No es, con todo, una doctrina invulnerable a las tentaciones que suelen conspirar contra la posibilidad de examinar honesta y rigurosamente nuestras propias insuficiencias, puntos ciegos o debilidades. Es una doctrina muy dotada para la autocrítica, pero no por ello inmune a las causas por las cuales esta suele ser una empresa tan poco frecuente.
En primer lugar, porque al calor del debate siempre es más fácil exigir autocrítica a los demás que practicarla uno mismo. Y siempre existirá la opción de postergarla, o incluso eludirla por completo, por motivos estratégicos: para no mostrar debilidad, no darle armas a los adversarios, no titubear a la mitad de un alegato. Esos motivos pueden ser legítimos o espurios, coyunturales o de fondo, pero con el paso del tiempo unos y otros corren el riesgo de convertirse por igual en pretexto para el autoengaño, en coartada para la autoindulgencia.

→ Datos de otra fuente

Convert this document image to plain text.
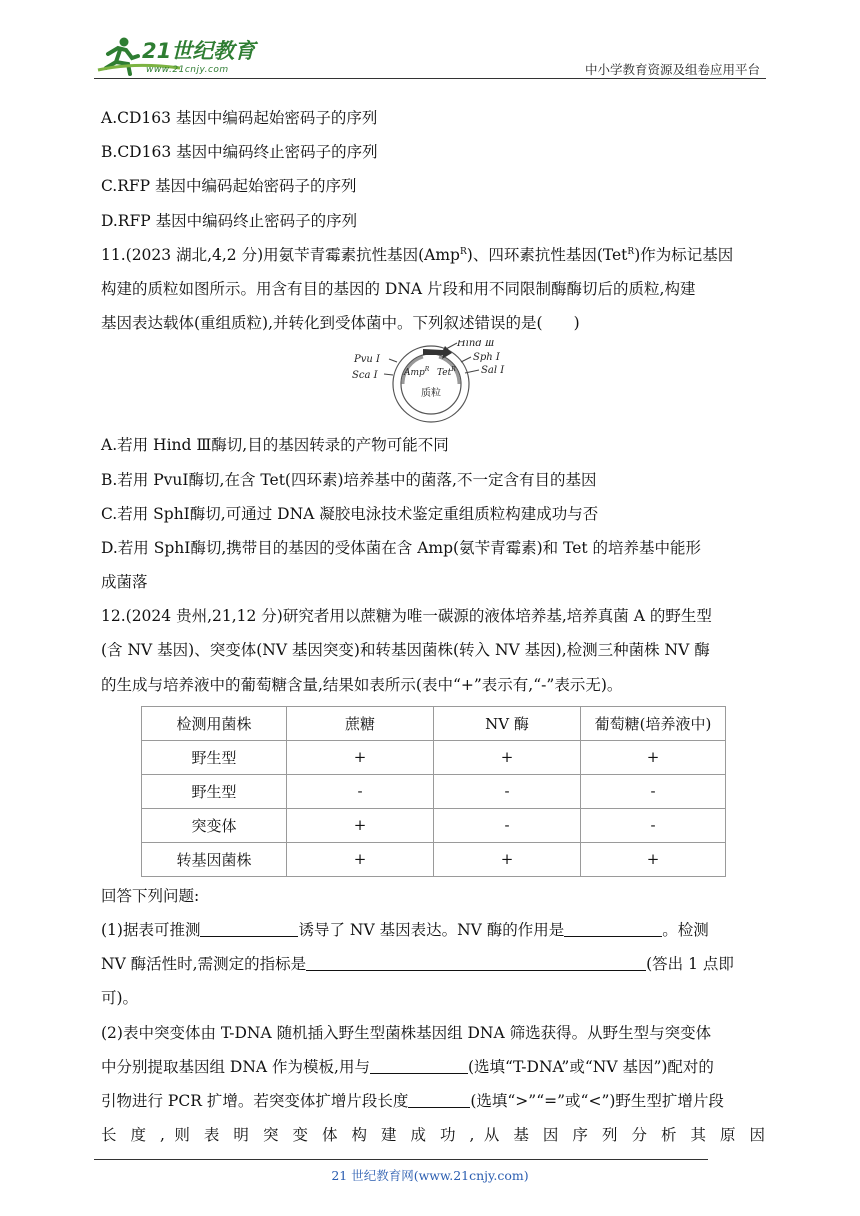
21世纪教育
www.21cnjy.com	中小学教育资源及组卷应用平台
A.CD163 基因中编码起始密码子的序列
B.CD163 基因中编码终止密码子的序列
C.RFP 基因中编码起始密码子的序列
D.RFP 基因中编码终止密码子的序列
11.(2023 湖北,4,2 分)用氨苄青霉素抗性基因(Amp$^R$)、四环素抗性基因(Tet$^R$)作为标记基因
构建的质粒如图所示。用含有目的基因的 DNA 片段和用不同限制酶酶切后的质粒,构建
基因表达载体(重组质粒),并转化到受体菌中。下列叙述错误的是(　　)
Hind Ⅲ
Sph Ⅰ
Sal Ⅰ
Pvu Ⅰ
Sca Ⅰ	Amp$^R$ Tet$^R$
质粒
A.若用 Hind Ⅲ酶切,目的基因转录的产物可能不同
B.若用 PvuⅠ酶切,在含 Tet(四环素)培养基中的菌落,不一定含有目的基因
C.若用 SphⅠ酶切,可通过 DNA 凝胶电泳技术鉴定重组质粒构建成功与否
D.若用 SphⅠ酶切,携带目的基因的受体菌在含 Amp(氨苄青霉素)和 Tet 的培养基中能形
成菌落
12.(2024 贵州,21,12 分)研究者用以蔗糖为唯一碳源的液体培养基,培养真菌 A 的野生型
(含 NV 基因)、突变体(NV 基因突变)和转基因菌株(转入 NV 基因),检测三种菌株 NV 酶
的生成与培养液中的葡萄糖含量,结果如表所示(表中“+”表示有,“-”表示无)。
检测用菌株	蔗糖	NV 酶	葡萄糖(培养液中)
野生型	+	+	+
野生型	-	-	-
突变体	+	-	-
转基因菌株	+	+	+
回答下列问题:
(1)据表可推测	诱导了 NV 基因表达。NV 酶的作用是	。检测
NV 酶活性时,需测定的指标是	(答出 1 点即
可)。
(2)表中突变体由 T-DNA 随机插入野生型菌株基因组 DNA 筛选获得。从野生型与突变体
中分别提取基因组 DNA 作为模板,用与	(选填“T-DNA”或“NV 基因”)配对的
引物进行 PCR 扩增。若突变体扩增片段长度	(选填“>”“=”或“<”)野生型扩增片段
长 度 , 则 表 明 突 变 体 构 建 成 功 , 从 基 因 序 列 分 析 其 原 因
21 世纪教育网(www.21cnjy.com)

En segundo lugar, porque la autocrítica supone inflingirse una suerte de herida narcisista. No tanto admitir errores y vicios sino, más bien, desgarrar al “yo”: habérselas con el hecho de que uno puede mirarse a uno mismo sin dejarse llevar por la benevolencia de su propio ego y reconocer que la imagen que tiene o quisiera tener de sí mismo no es su realidad. Bien decía Ortega en sus Meditaciones del Quijote que “de querer ser a creer que se es ya, va la distancia de lo trágico a lo cómico”.

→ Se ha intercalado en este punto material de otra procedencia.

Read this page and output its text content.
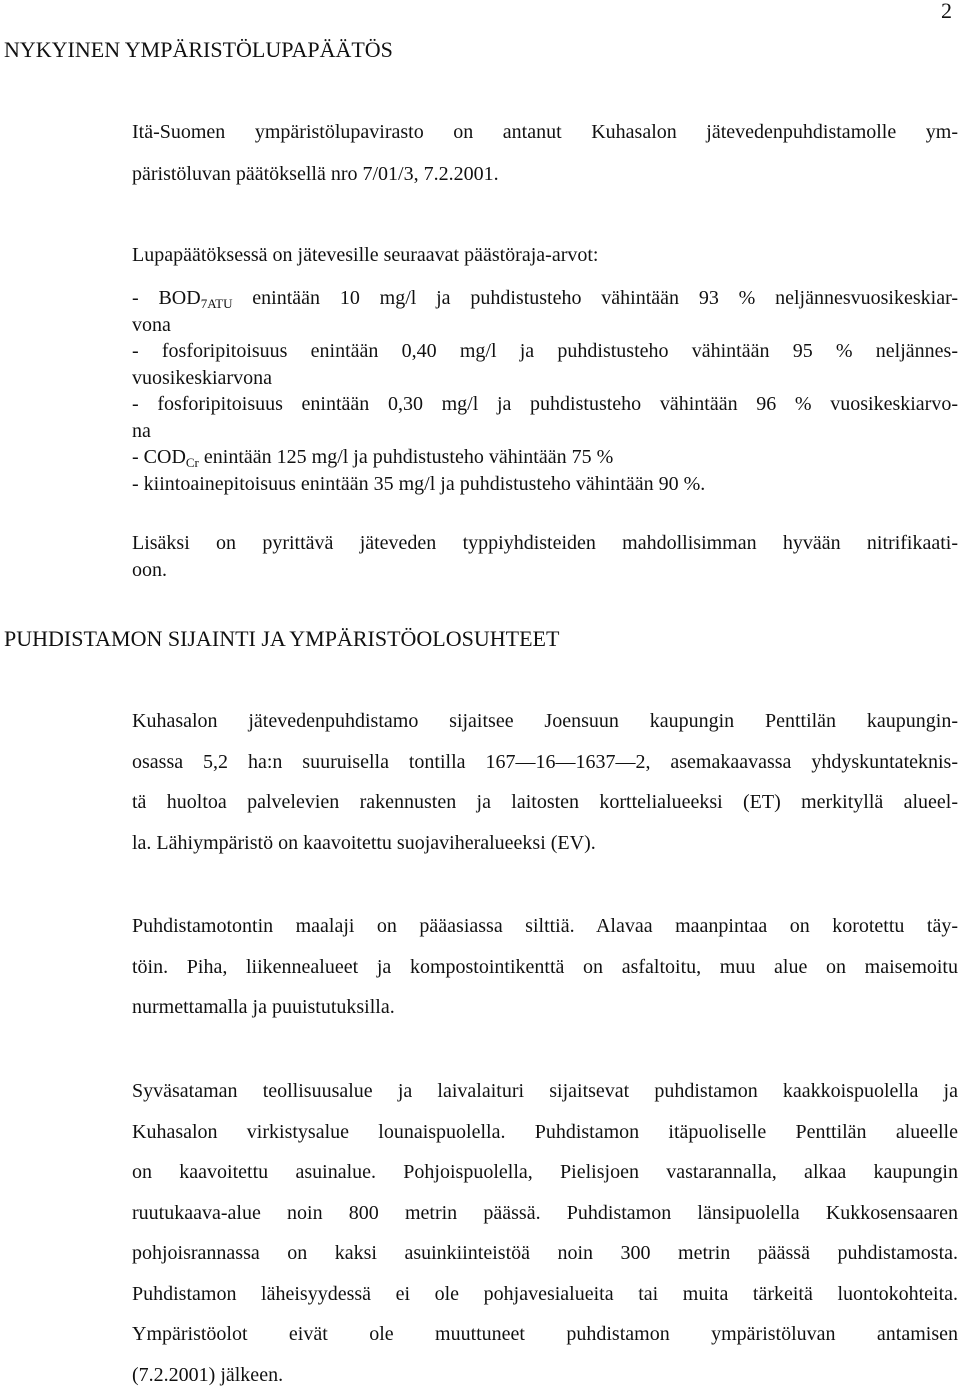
2
NYKYINEN YMPÄRISTÖLUPAPÄÄTÖS
Itä-Suomen ympäristölupavirasto on antanut Kuhasalon jätevedenpuhdistamolle ym-
päristöluvan päätöksellä nro 7/01/3, 7.2.2001.
Lupapäätöksessä on jätevesille seuraavat päästöraja-arvot:
- $BOD_{7ATU}$ enintään 10 mg/l ja puhdistusteho vähintään 93 % neljännesvuosikeskiar-
vona
- fosforipitoisuus enintään 0,40 mg/l ja puhdistusteho vähintään 95 % neljännes-
vuosikeskiarvona
- fosforipitoisuus enintään 0,30 mg/l ja puhdistusteho vähintään 96 % vuosikeskiarvo-
na
- $COD_{Cr}$ enintään 125 mg/l ja puhdistusteho vähintään 75 %
- kiintoainepitoisuus enintään 35 mg/l ja puhdistusteho vähintään 90 %.
Lisäksi on pyrittävä jäteveden typpiyhdisteiden mahdollisimman hyvään nitrifikaati-
oon.
PUHDISTAMON SIJAINTI JA YMPÄRISTÖOLOSUHTEET
Kuhasalon jätevedenpuhdistamo sijaitsee Joensuun kaupungin Penttilän kaupungin-
osassa 5,2 ha:n suuruisella tontilla 167—16—1637—2, asemakaavassa yhdyskuntateknis-
tä huoltoa palvelevien rakennusten ja laitosten korttelialueeksi (ET) merkityllä alueel-
la. Lähiympäristö on kaavoitettu suojaviheralueeksi (EV).
Puhdistamotontin maalaji on pääasiassa silttiä. Alavaa maanpintaa on korotettu täy-
töin. Piha, liikennealueet ja kompostointikenttä on asfaltoitu, muu alue on maisemoitu
nurmettamalla ja puuistutuksilla.
Syväsataman teollisuusalue ja laivalaituri sijaitsevat puhdistamon kaakkoispuolella ja
Kuhasalon virkistysalue lounaispuolella. Puhdistamon itäpuoliselle Penttilän alueelle
on kaavoitettu asuinalue. Pohjoispuolella, Pielisjoen vastarannalla, alkaa kaupungin
ruutukaava-alue noin 800 metrin päässä. Puhdistamon länsipuolella Kukkosensaaren
pohjoisrannassa on kaksi asuinkiinteistöä noin 300 metrin päässä puhdistamosta.
Puhdistamon läheisyydessä ei ole pohjavesialueita tai muita tärkeitä luontokohteita.
Ympäristöolot eivät ole muuttuneet puhdistamon ympäristöluvan antamisen
(7.2.2001) jälkeen.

Y en tercer lugar, porque la autocrítica suele ser una juiciosa compañera en la derrota pero no una invitada bienvenida en la victoria. El fracaso engendra, en el mejor de los casos, humildad; el triunfo, en el peor, arrogancia. Ni uno ni otro constituyen, sin embargo, un argumento: son hechos susceptibles de ser interpretados, no expresiones inapelables sobre cuál es el lado correcto o incorrecto de la historia.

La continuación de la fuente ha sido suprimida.